I've been viewing Apple's Knowledge Navigator concept video from 1987 and it's striking how much of this we have today, and yet how far away we are from the complete vision. For some background on this promotional video see The Making of Knowledge Navigator. The computer scientist Alan Kay provided some advice to the makers (who put the video together for a presentation by then Apple CEO John Sculley). Kay is a true visionary, he's currently working on children, computers, and education, motivated by the realisation that, like the printing press before it, computing will change the way people think, and how children learn using computers could have a profound impact on our future.
The Knowledge Navigator video looked futuristic when it came out, but now we have ubiquitous touch interfaces, video chat, and can talk to computers (albeit not with the level of sophistication shown in the video). But there are a couple of things in the concept video that are in many ways even more impressive.
Early on, our professor is trying to track down a paper, and he can't quite remember the name of the author. His visual assistant (a more sophisticated version of Siri) finds it, which of itself isn't too exciting (Google supports searching for things when you don't quite know what it is you're looking for). What is more impressive is that the professor can access and play with the data in the paper, and compare the predictions made in that paper with more recent data.
This requires that we have access to the data and models from a published paper, and a way to easily add new data and redo the analyses. This is related to "reproducible science" doi:10.1038/s41562-016-0021 and the notion of "executable papers" doi:10.1016/j.procs.2011.04.074, but goes beyond that because we don't just reproduce the results in the original paper, we can add to them. And it's all seamless and effortless. Anyone who has tried to get adta from a paper and do something with it will recognise that we are a long way from this.
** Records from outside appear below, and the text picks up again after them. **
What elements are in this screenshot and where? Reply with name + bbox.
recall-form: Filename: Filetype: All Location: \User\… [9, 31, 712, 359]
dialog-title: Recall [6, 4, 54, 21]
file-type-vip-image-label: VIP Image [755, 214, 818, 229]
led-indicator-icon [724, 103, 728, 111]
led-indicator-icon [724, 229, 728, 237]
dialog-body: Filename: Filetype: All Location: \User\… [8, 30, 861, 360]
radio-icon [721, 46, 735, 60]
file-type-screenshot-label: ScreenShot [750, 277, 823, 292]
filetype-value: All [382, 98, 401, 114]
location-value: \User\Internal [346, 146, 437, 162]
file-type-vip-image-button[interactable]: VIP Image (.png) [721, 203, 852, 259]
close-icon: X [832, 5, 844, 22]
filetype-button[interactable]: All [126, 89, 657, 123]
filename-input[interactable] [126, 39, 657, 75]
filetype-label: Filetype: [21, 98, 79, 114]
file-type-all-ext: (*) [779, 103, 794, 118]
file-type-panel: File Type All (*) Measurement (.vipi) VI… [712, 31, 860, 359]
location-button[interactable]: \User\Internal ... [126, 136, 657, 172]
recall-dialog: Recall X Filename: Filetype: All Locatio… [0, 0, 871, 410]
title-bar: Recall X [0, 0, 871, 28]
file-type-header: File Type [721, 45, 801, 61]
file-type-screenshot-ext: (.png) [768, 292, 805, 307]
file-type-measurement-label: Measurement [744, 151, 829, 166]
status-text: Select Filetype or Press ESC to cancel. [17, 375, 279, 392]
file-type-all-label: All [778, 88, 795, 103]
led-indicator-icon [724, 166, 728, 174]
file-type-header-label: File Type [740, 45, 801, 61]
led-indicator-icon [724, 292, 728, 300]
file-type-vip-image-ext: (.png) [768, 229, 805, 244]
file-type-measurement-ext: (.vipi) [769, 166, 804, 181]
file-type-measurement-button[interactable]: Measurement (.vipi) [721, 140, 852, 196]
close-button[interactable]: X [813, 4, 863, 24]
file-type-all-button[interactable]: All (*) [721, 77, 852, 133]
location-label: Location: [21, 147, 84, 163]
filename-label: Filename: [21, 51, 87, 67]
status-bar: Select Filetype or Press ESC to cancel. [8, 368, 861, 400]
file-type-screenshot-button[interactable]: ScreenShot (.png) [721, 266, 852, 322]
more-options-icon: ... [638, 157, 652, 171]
The second interesting example is when our professor is chatting online with a colleague about deforestation in South America, and she sends him her graphical model of the spread of the Sahara. They then view these side-by-side. Note that this is not two separate videos, the simulations merge together and their timeline syncs so that they play together simultaneously. The parameters of the simulations can also be changed on the fly.
This ability to collaborate in real time in the same space with both data and analysis is something that we don't really have, at least I'm not aware of it. Yes, we can work together on editing a Google Document, but throwing together two data sets or visualisations and have them align themselves automatically is pretty cool.
While some aspects of the Knowledge Navigator video look quaint, it's striking that the actual core of the video - a researcher redoing an analysis published by another researcher, or collaborating with a colleague with different but related data is still something we haven't been able to achieve yet (for some related work on collaboratively viewing evolutionary trees see "Interactive Tree Comparison for Co-located Collaborative Information Visualization" doi:10.1109/TVCG.2007.70568). In this respect the Knowledge Navigator is still a vision of the future.